中年女人凄厲的又哭又叫,身子一晃就暈了過去。
王琦叫兩個人留下來照看,等死者的家人醒了,情緒緩和一些再錄個口供。
那份口供在兩個多小時后送到了王琦手里。
錄口供的青年站在桌前匯報,“王哥,根據死者的家人反應,昨晚九點多,她去畫室接死者回家,看著死者上樓,十一點左右端牛奶進臥室給死者喝,當時死者還沒睡,在做習題。”
王琦看著口供,發現了兩個字,“早戀?”
青年說,“死者的家人只是懷疑,她覺得女兒是喜歡上了哪個男生。”
王琦往下看,“超市的監控調出來了嗎?”
青年說,“已經去超市交涉了,監控很快就會拿到,死者的家人說那個插||進死者嘴里的礦泉水瓶是多出來的那瓶。”
王琦抬頭,“多出來的那瓶?什么意思?”
青年示意他翻頁,“死者半路去超市買水跟牙膏,她的家人翻了她的包,發現包里有一瓶水,死者一開始說不知道,后來變的心不在焉,有隱情在里面。”

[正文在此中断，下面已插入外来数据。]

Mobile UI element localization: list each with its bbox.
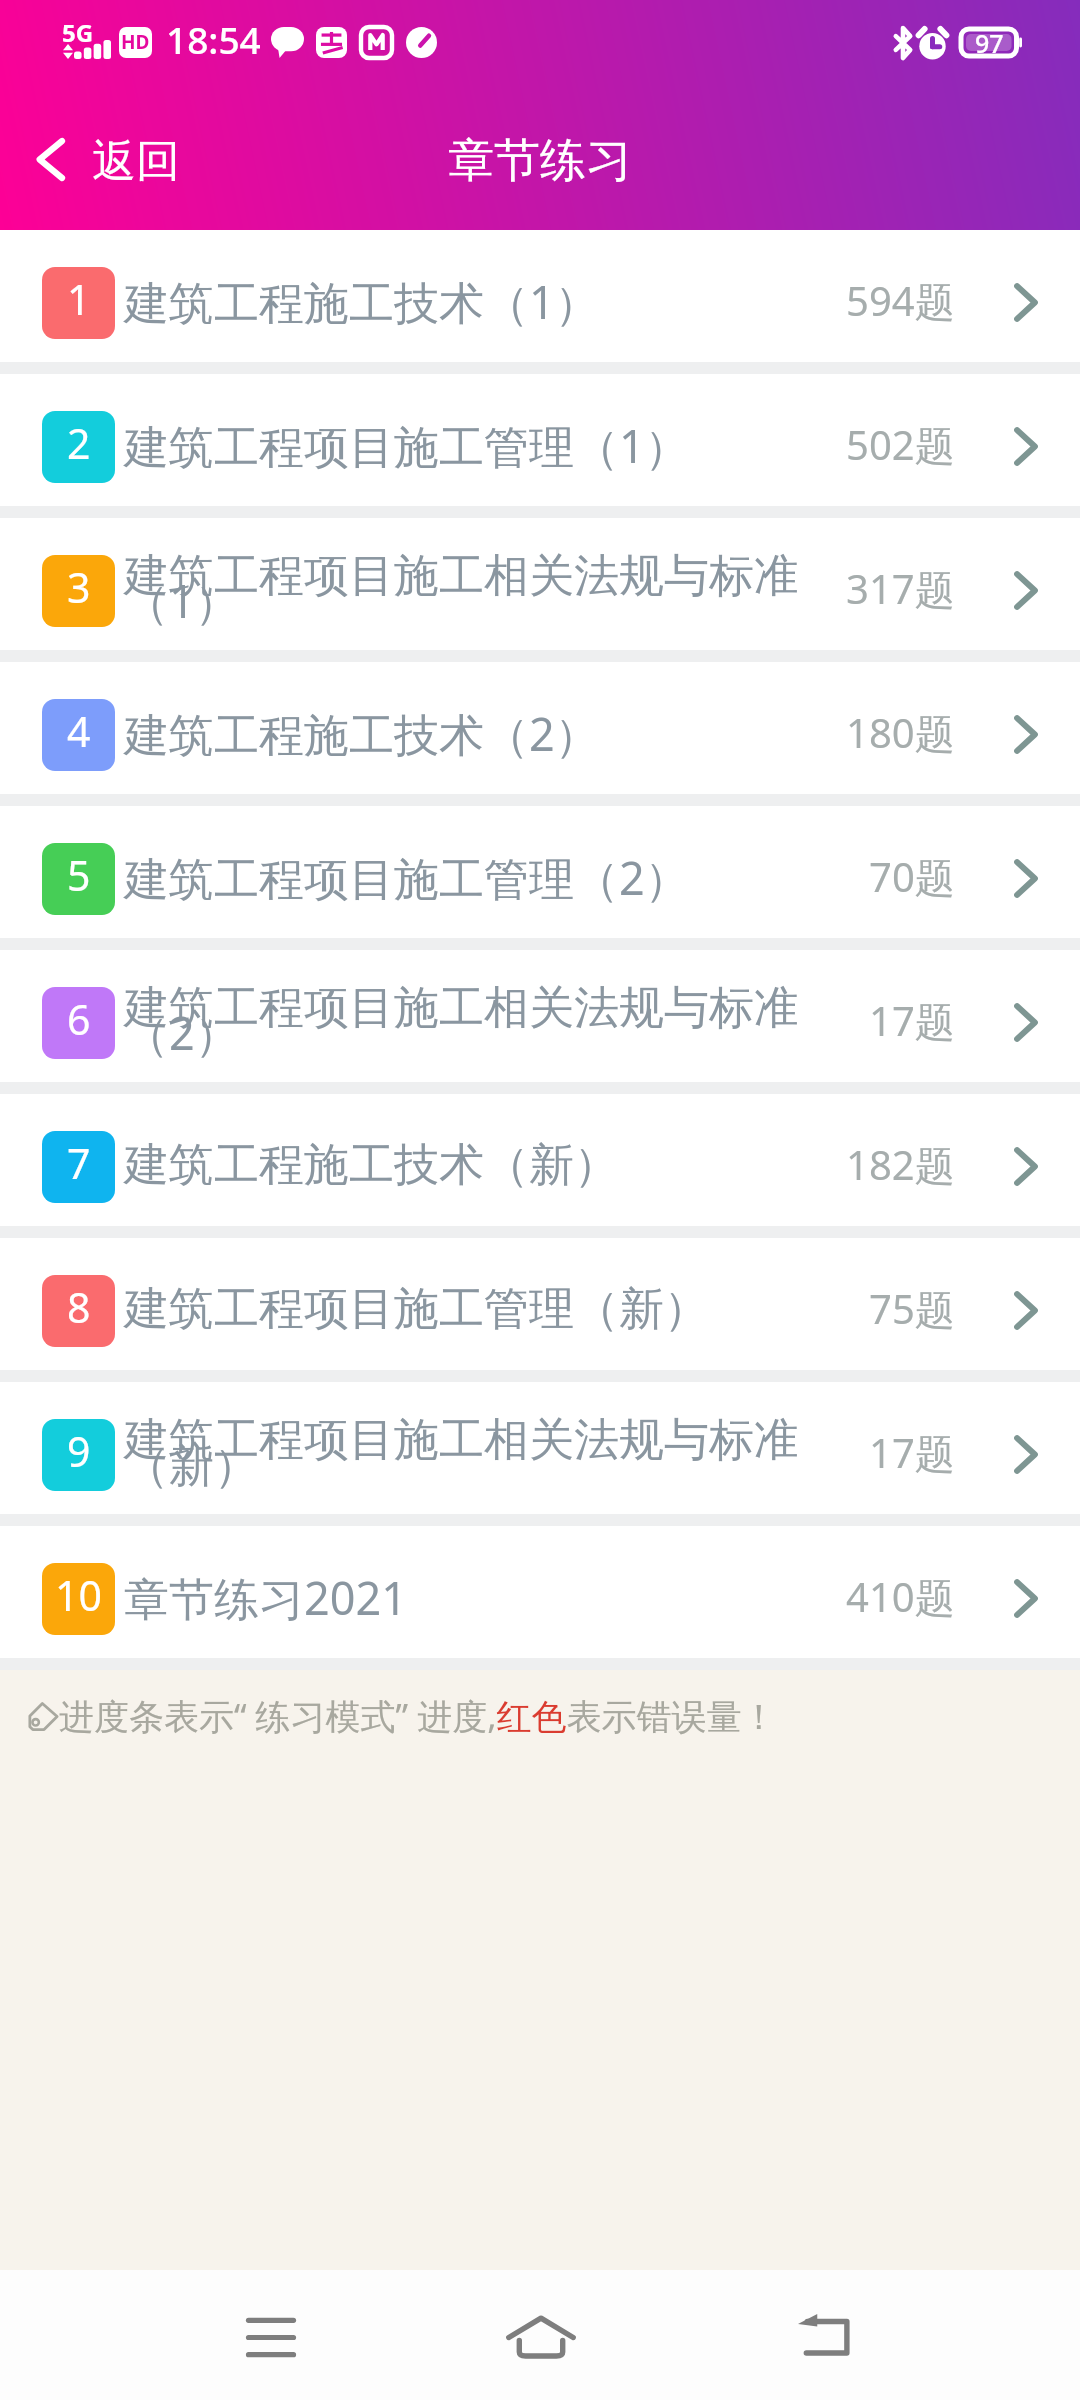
button[interactable]: 6 [0, 950, 1080, 1082]
staticText: 建筑工程项目施工相关法规与标准（新） [124, 1412, 814, 1494]
button[interactable]: 2 [0, 374, 1080, 506]
staticText: 180题 [846, 705, 955, 760]
staticText: 进度条表示“练习模式”进度,红色表示错误量！ [59, 1692, 777, 1740]
button[interactable]: 10 [0, 1526, 1080, 1658]
staticText: 3 [67, 559, 91, 615]
button[interactable]: Back [764, 2275, 884, 2395]
staticText: 70题 [869, 849, 955, 904]
staticText: 章节练习 [448, 132, 632, 190]
staticText: 594题 [846, 273, 955, 328]
staticText: 9 [67, 1423, 91, 1479]
staticText: 建筑工程施工技术（1） [124, 271, 600, 332]
button[interactable]: 4 [0, 662, 1080, 794]
staticText: 建筑工程施工技术（2） [124, 703, 600, 764]
staticText: 17题 [869, 993, 955, 1048]
staticText: 317题 [846, 561, 955, 616]
staticText: 5G [62, 16, 94, 49]
staticText: 6 [67, 991, 91, 1047]
button[interactable]: 7 [0, 1094, 1080, 1226]
staticText: 10 [55, 1567, 102, 1623]
button[interactable]: 返回 [0, 112, 208, 207]
staticText: 7 [67, 1135, 91, 1191]
staticText: 建筑工程施工技术（新） [124, 1137, 619, 1194]
button[interactable]: 8 [0, 1238, 1080, 1370]
staticText: 410题 [846, 1569, 955, 1624]
staticText: 1 [67, 271, 91, 327]
staticText: 返回 [92, 134, 180, 189]
staticText: 建筑工程项目施工管理（1） [124, 415, 690, 476]
staticText: 5 [67, 847, 91, 903]
button[interactable]: Recents [211, 2277, 331, 2397]
staticText: 75题 [869, 1281, 955, 1336]
staticText: 182题 [846, 1137, 955, 1192]
staticText: 97 [975, 26, 1004, 57]
staticText: 建筑工程项目施工相关法规与标准（1） [124, 548, 814, 631]
staticText: 建筑工程项目施工管理（2） [124, 847, 690, 908]
button[interactable]: 9 [0, 1382, 1080, 1514]
staticText: 建筑工程项目施工管理（新） [124, 1281, 709, 1338]
staticText: 4 [67, 703, 91, 759]
staticText: 18:54 [166, 14, 261, 64]
button[interactable]: 3 [0, 518, 1080, 650]
staticText: 502题 [846, 417, 955, 472]
staticText: HD [121, 29, 150, 55]
button[interactable]: 1 [0, 230, 1080, 362]
staticText: 2 [67, 415, 91, 471]
staticText: 章节练习2021 [124, 1567, 407, 1628]
button[interactable]: Home [481, 2277, 601, 2397]
staticText: 8 [67, 1279, 91, 1335]
button[interactable]: 5 [0, 806, 1080, 938]
staticText: 建筑工程项目施工相关法规与标准（2） [124, 980, 814, 1063]
staticText: 17题 [869, 1425, 955, 1480]
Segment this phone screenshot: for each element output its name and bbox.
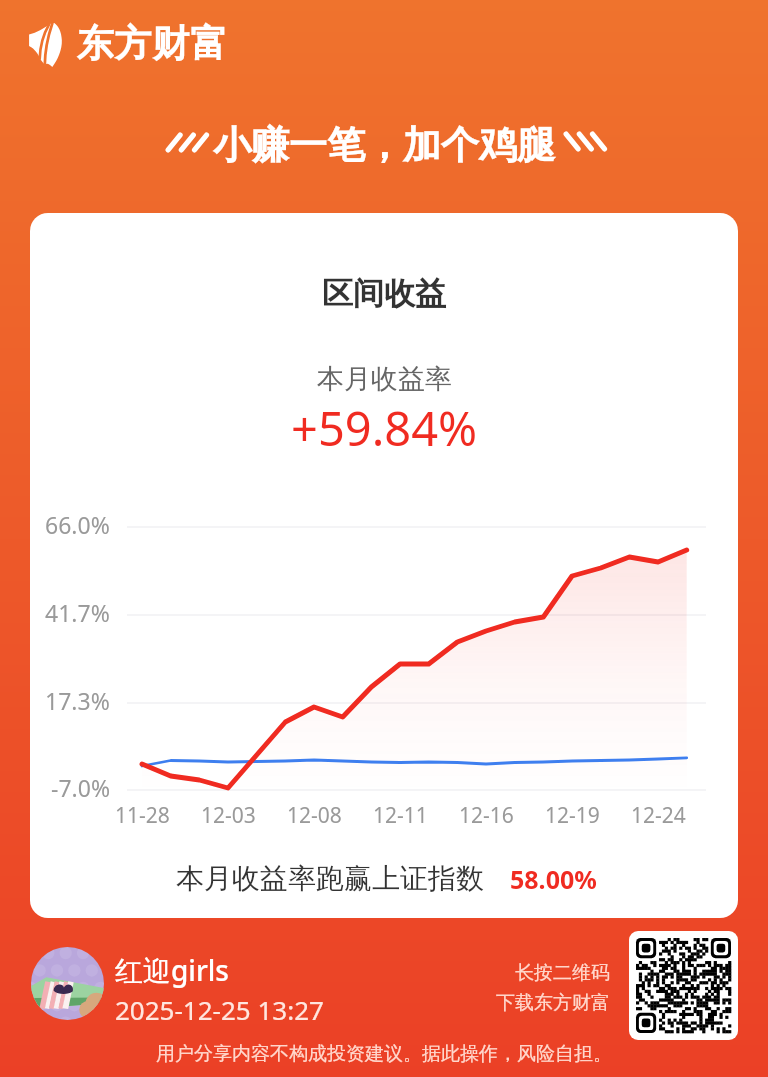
staticText: 12-24 [631, 801, 686, 830]
staticText: 2025-12-25 13:27 [115, 992, 324, 1027]
staticText: 长按二维码 [515, 961, 610, 985]
staticText: 本月收益率 [317, 362, 452, 396]
staticText: 区间收益 [322, 274, 446, 313]
staticText: +59.84% [291, 396, 478, 460]
staticText: 12-11 [373, 801, 428, 830]
button[interactable]: 二维码 [629, 931, 738, 1040]
staticText: 小赚一笔，加个鸡腿 [213, 121, 555, 169]
staticText: 红迎girls [115, 951, 229, 989]
staticText: 东方财富 [76, 20, 228, 67]
button[interactable]: 东方财富 [28, 20, 228, 67]
staticText: 11-28 [115, 801, 170, 830]
staticText: 下载东方财富 [496, 991, 610, 1015]
staticText: -7.0% [51, 772, 110, 803]
staticText: 12-16 [459, 801, 514, 830]
staticText: 12-03 [201, 801, 256, 830]
staticText: 66.0% [45, 509, 110, 540]
staticText: 12-08 [287, 801, 342, 830]
staticText: 用户分享内容不构成投资建议。据此操作，风险自担。 [156, 1042, 612, 1066]
staticText: 12-19 [545, 801, 600, 830]
staticText: 58.00% [510, 862, 597, 896]
staticText: 41.7% [45, 597, 110, 628]
staticText: 本月收益率跑赢上证指数 [176, 861, 484, 896]
staticText: 17.3% [45, 685, 110, 716]
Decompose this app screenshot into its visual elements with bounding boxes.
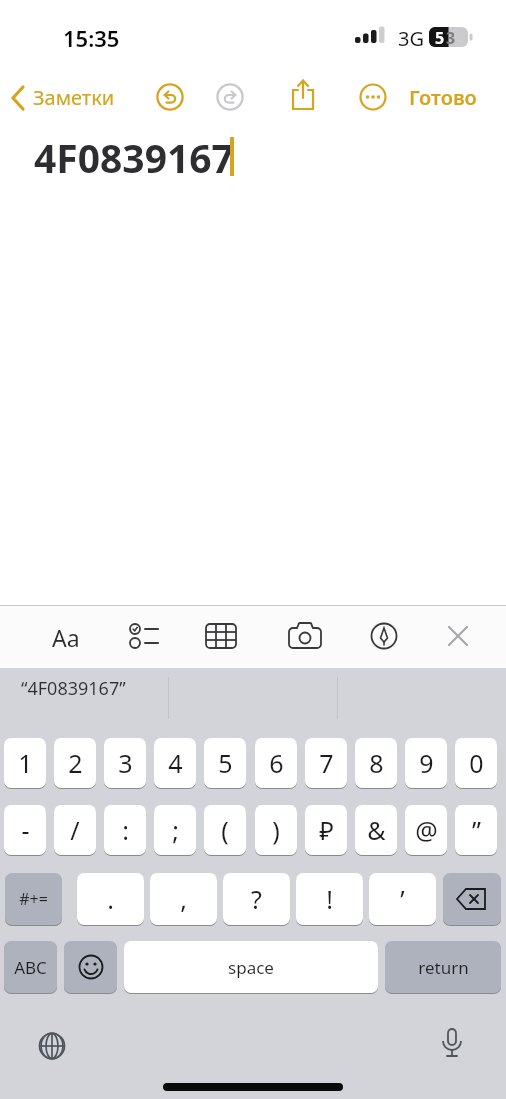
staticText: 4F0839167 <box>34 131 234 184</box>
staticText: , <box>180 882 187 916</box>
staticText: 8 <box>369 746 384 780</box>
staticText: “4F0839167” <box>21 676 126 701</box>
staticText: ! <box>326 882 333 916</box>
staticText: ) <box>272 813 280 847</box>
staticText: #+= <box>19 888 48 910</box>
staticText: 3 <box>446 27 456 49</box>
staticText: : <box>122 813 129 847</box>
staticText: 9 <box>419 746 434 780</box>
staticText: @ <box>415 813 438 847</box>
staticText: ( <box>221 813 229 847</box>
staticText: ₽ <box>319 813 334 847</box>
staticText: . <box>107 882 114 916</box>
staticText: space <box>228 956 274 979</box>
staticText: return <box>418 956 469 979</box>
staticText: 7 <box>319 746 334 780</box>
staticText: ? <box>251 882 262 916</box>
staticText: Заметки <box>33 84 115 111</box>
staticText: 4 <box>168 746 183 780</box>
staticText: 5 <box>218 746 233 780</box>
staticText: 3 <box>118 746 133 780</box>
staticText: & <box>367 813 386 847</box>
staticText: ’ <box>400 882 405 916</box>
staticText: Aa <box>52 622 80 653</box>
staticText: 2 <box>68 746 83 780</box>
staticText: - <box>21 813 30 847</box>
staticText: 1 <box>18 746 33 780</box>
staticText: ; <box>172 813 179 847</box>
staticText: ABC <box>14 956 47 979</box>
staticText: 0 <box>469 746 484 780</box>
staticText: 3G <box>398 25 424 52</box>
staticText: 5 <box>435 27 445 49</box>
staticText: / <box>70 813 80 847</box>
staticText: 6 <box>269 746 284 780</box>
staticText: 15:35 <box>63 23 120 53</box>
staticText: ” <box>472 813 481 847</box>
staticText: Готово <box>409 84 477 111</box>
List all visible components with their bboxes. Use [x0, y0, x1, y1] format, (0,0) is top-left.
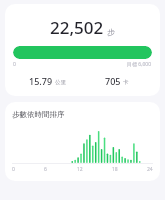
staticText: 目標 6,000: [127, 61, 152, 68]
staticText: 24: [147, 166, 153, 173]
staticText: 15.79: [29, 75, 53, 87]
staticText: 6: [44, 166, 47, 173]
staticText: 12: [77, 166, 83, 173]
staticText: 卡: [123, 79, 129, 86]
button[interactable]: 22,502: [5, 4, 160, 96]
staticText: 0: [13, 61, 16, 68]
staticText: 步: [107, 27, 115, 37]
staticText: 0: [12, 166, 15, 173]
staticText: 公里: [55, 79, 66, 86]
staticText: 步數依時間排序: [12, 110, 65, 119]
button[interactable]: 705: [82, 75, 152, 87]
button[interactable]: 15.79: [13, 75, 82, 87]
staticText: 22,502: [50, 16, 104, 39]
staticText: 18: [112, 166, 118, 173]
button[interactable]: 步數依時間排序: [5, 102, 160, 181]
staticText: 705: [105, 75, 121, 87]
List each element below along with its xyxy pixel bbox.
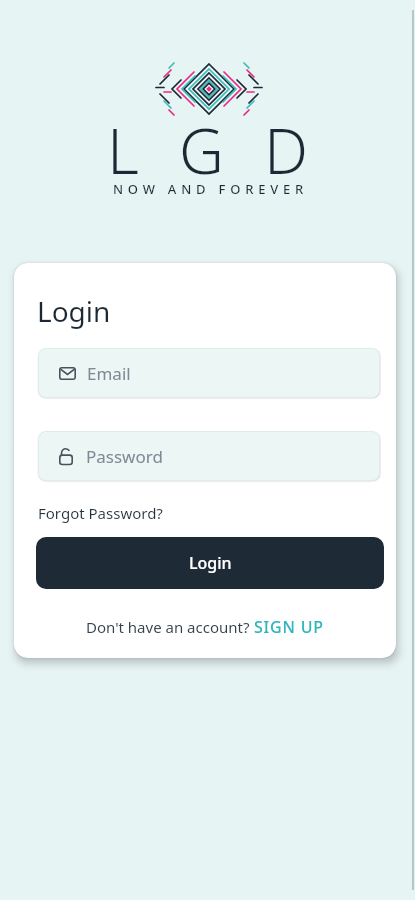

“王哥,會不會是那瓶水被人做了手腳?死者喝了,才會……”
青年沒說下去,如果是下毒,尸體不會沒有中毒后的現象,可要不是下毒,一瓶水還能有什么名堂?
“等檢驗科那里出結果才知道。”
王琦把口供一字不漏的看完,他站起來走到窗戶那里喘口氣,這次出事的又是未成年,跟前兩個有四個共同點。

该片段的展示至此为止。